ADMA Reduction via DDAH Upregulation
ADMA (asymmetric dimethylarginine; endogenous eNOS inhibitor; generated by PRMT (protein arginine methyltransferase; dimethylates Arg residues on histones and RNA-binding proteins → ADMA released upon protein turnover); plasma ADMA 0.4–0.9 μM normally; elevated in: CKD (ADMA clearance impaired), endothelial dysfunction, oxidative stress (PRMT upregulated), and cardiometabolic disease (ADMA >0.7 μM independently predicts MACE); ADMA competes with L-arginine at eNOS substrate-binding site (Ki ~2–3 μM): despite L-arginine excess (>100 μM plasma), ADMA can significantly reduce eNOS activity (“arginine paradox”)) is cleared by DDAH1/2 (dimethylarginine dimethylaminohydrolase; hydrolysis of ADMA → L-citrulline + dimethylamine; DDAH1 (liver/kidney; accounts for ~75% ADMA degradation); DDAH2 (endothelium/heart)). Spirulina Nrf2 activation upregulates DDAH2 in endothelial cells (+15–20%); NF-κB suppression reduces PRMT2 inflammatory upregulation (−15–20% PRMT2-driven ADMA generation). Net: plasma ADMA −15–25% in MetS/CKD models → eNOS inhibition relief → NO bioavailability +10–20%.

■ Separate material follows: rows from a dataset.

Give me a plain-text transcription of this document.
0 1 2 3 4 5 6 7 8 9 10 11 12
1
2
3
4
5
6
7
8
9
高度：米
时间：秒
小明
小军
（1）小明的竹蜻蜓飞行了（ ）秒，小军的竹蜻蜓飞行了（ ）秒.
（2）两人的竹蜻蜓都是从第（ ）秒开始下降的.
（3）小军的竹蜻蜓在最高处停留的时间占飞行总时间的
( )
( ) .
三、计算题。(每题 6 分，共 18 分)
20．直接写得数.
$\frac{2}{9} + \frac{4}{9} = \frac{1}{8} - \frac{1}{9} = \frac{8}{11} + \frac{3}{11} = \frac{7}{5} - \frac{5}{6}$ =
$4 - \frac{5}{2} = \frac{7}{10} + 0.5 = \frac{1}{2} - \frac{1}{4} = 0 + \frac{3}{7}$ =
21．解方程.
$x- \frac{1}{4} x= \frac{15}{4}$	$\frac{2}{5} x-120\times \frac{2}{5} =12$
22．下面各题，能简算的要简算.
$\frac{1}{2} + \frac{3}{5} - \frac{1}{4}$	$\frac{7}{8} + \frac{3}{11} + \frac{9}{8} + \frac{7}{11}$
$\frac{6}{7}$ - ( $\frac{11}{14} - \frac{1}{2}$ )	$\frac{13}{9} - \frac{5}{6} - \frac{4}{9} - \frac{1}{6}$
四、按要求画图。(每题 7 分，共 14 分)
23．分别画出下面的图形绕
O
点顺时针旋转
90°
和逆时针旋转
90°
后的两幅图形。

iNOS Suppression and Peroxynitrite Prevention
iNOS (NOS2; expressed in macrophages, hepatocytes, SMCs, epithelium upon NF-κB/LPS/IFN-γ stimulation; generates µM NO continuously without calmodulin Ca2+ requirement; no feedback inhibition; sustained iNOS activity → ONOO− formation (NO + O2•− → ONOO−; k ~6×10&sup9; M−1s−1; thermodynamically favoured) → protein nitration (Tyr3-NO2), DNA strand breaks, BH4 oxidation, MnSOD nitration (Tyr34) inactivation, SIRT1 nitration, β-cell/islet inflammation) is suppressed by spirulina through: NF-κB IKKβ inhibition (−30–45% NF-κB) → iNOS transcription −30–45% (iNOS promoter has 3 κB binding sites); IFN-γ/STAT1 signal attenuation (−20–30% STAT1 phosphorylation; IFN-γ-GAS element in iNOS promoter). Peroxynitrite markers (3-nitrotyrosine (3-NT) protein adducts; 8-nitroguanosine RNA modification) −30–45% in spirulina-supplemented inflammatory models. This iNOS suppression concurrently preserves eNOS coupling (BH4), MnSOD activity, and SIRT1 deacetylase function.

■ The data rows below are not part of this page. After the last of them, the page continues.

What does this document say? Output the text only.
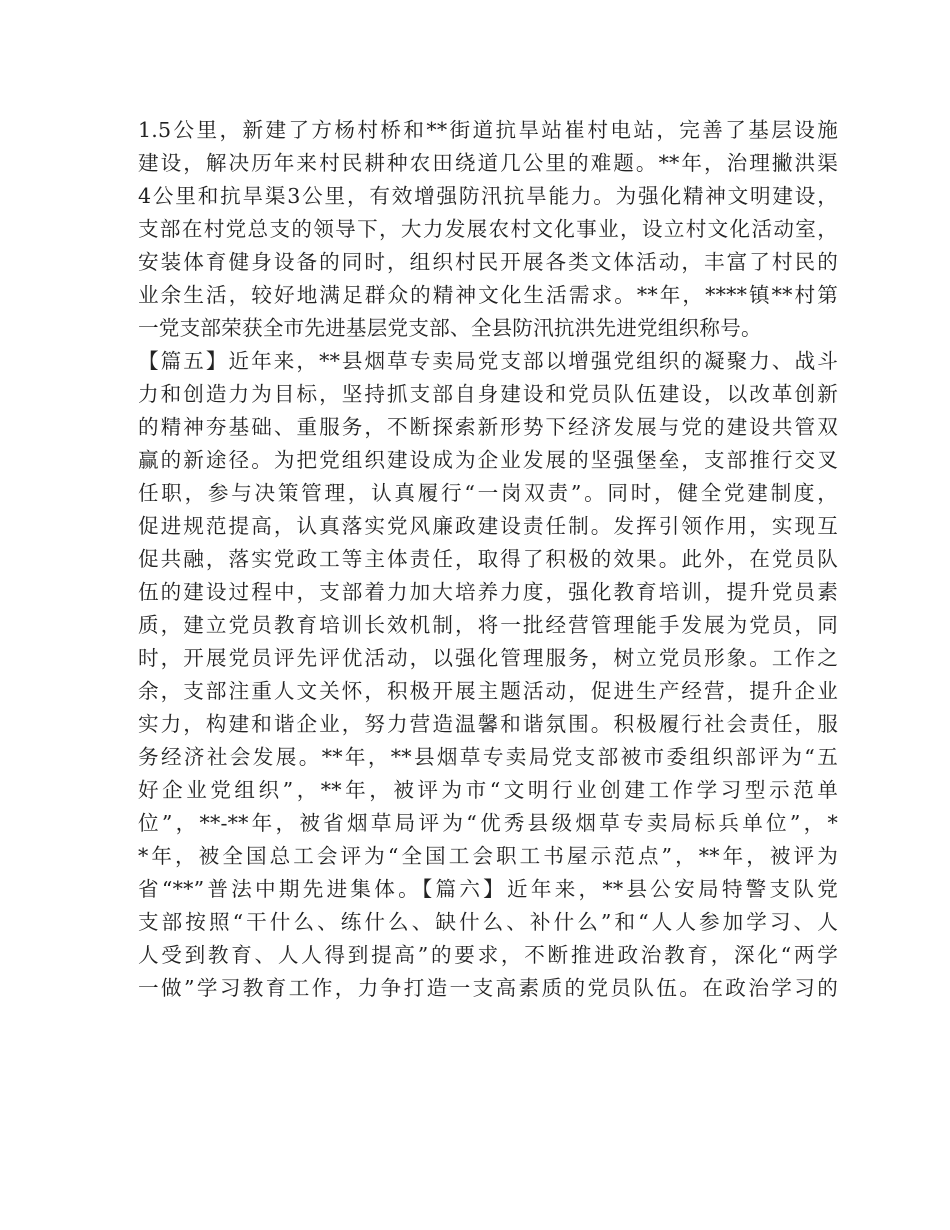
1.5公里，新建了方杨村桥和**街道抗旱站崔村电站，完善了基层设施
建设，解决历年来村民耕种农田绕道几公里的难题。**年，治理撇洪渠
4公里和抗旱渠3公里，有效增强防汛抗旱能力。为强化精神文明建设，
支部在村党总支的领导下，大力发展农村文化事业，设立村文化活动室，
安装体育健身设备的同时，组织村民开展各类文体活动，丰富了村民的
业余生活，较好地满足群众的精神文化生活需求。**年，****镇**村第
一党支部荣获全市先进基层党支部、全县防汛抗洪先进党组织称号。
【篇五】近年来，**县烟草专卖局党支部以增强党组织的凝聚力、战斗
力和创造力为目标，坚持抓支部自身建设和党员队伍建设，以改革创新
的精神夯基础、重服务，不断探索新形势下经济发展与党的建设共管双
赢的新途径。为把党组织建设成为企业发展的坚强堡垒，支部推行交叉
任职，参与决策管理，认真履行“一岗双责”。同时，健全党建制度，
促进规范提高，认真落实党风廉政建设责任制。发挥引领作用，实现互
促共融，落实党政工等主体责任，取得了积极的效果。此外，在党员队
伍的建设过程中，支部着力加大培养力度，强化教育培训，提升党员素
质，建立党员教育培训长效机制，将一批经营管理能手发展为党员，同
时，开展党员评先评优活动，以强化管理服务，树立党员形象。工作之
余，支部注重人文关怀，积极开展主题活动，促进生产经营，提升企业
实力，构建和谐企业，努力营造温馨和谐氛围。积极履行社会责任，服
务经济社会发展。**年，**县烟草专卖局党支部被市委组织部评为“五
好企业党组织”，**年，被评为市“文明行业创建工作学习型示范单
位”，**-**年，被省烟草局评为“优秀县级烟草专卖局标兵单位”，*
*年，被全国总工会评为“全国工会职工书屋示范点”，**年，被评为
省“**”普法中期先进集体。【篇六】近年来，**县公安局特警支队党
支部按照“干什么、练什么、缺什么、补什么”和“人人参加学习、人
人受到教育、人人得到提高”的要求，不断推进政治教育，深化“两学
一做”学习教育工作，力争打造一支高素质的党员队伍。在政治学习的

Clinical Outcomes in Nitric Oxide Signalling
- Flow-mediated dilation (FMD; endothelial eNOS-NO function): +2–5% absolute (8–12 weeks)
- Plasma ADMA: −15–25%
- Systolic/diastolic blood pressure: −4–8 / −2–5 mmHg
- 3-Nitrotyrosine (peroxynitrite marker): −30–45%
- BH4:BH2 ratio (endothelial): +15–25%
- Platelet aggregation (NO-cGMP-VASP): −15–25%
Dosing and Drug Interactions
Hypertension/endothelial dysfunction: 5–10g daily for 8–16 weeks. PDE5 inhibitors (sildenafil, tadalafil): Spirulina eNOS-NO-cGMP elevation is upstream; PDE5 inhibitors prevent cGMP degradation downstream; mechanistically synergistic → monitor BP for hypotension at high spirulina doses (>8g) with PDE5i. sGC stimulators (riociguat, vericiguat): Both sGC stimulators and spirulina eNOS-NO work on sGC; additive cGMP production → monitor for hypotension. L-arginine supplements: Spirulina ADMA reduction relieves arginine-ADMA competition (arginine paradox relief); co-supplementation with L-arginine may not be needed at ADMA <0.5 μM; useful at ADMA >0.7 μM. Antihypertensives (ACEi, ARBs, CCBs): Spirulina eNOS-NO BP reduction is additive; modest BP-lowering (4–8 mmHg systolic); can complement antihypertensive therapy. Summary: FMD +2–5%, ADMA −15–25%, SBP −4–8 mmHg, 3-NT −30–45%; dosing 5–10g daily. NK concern: low.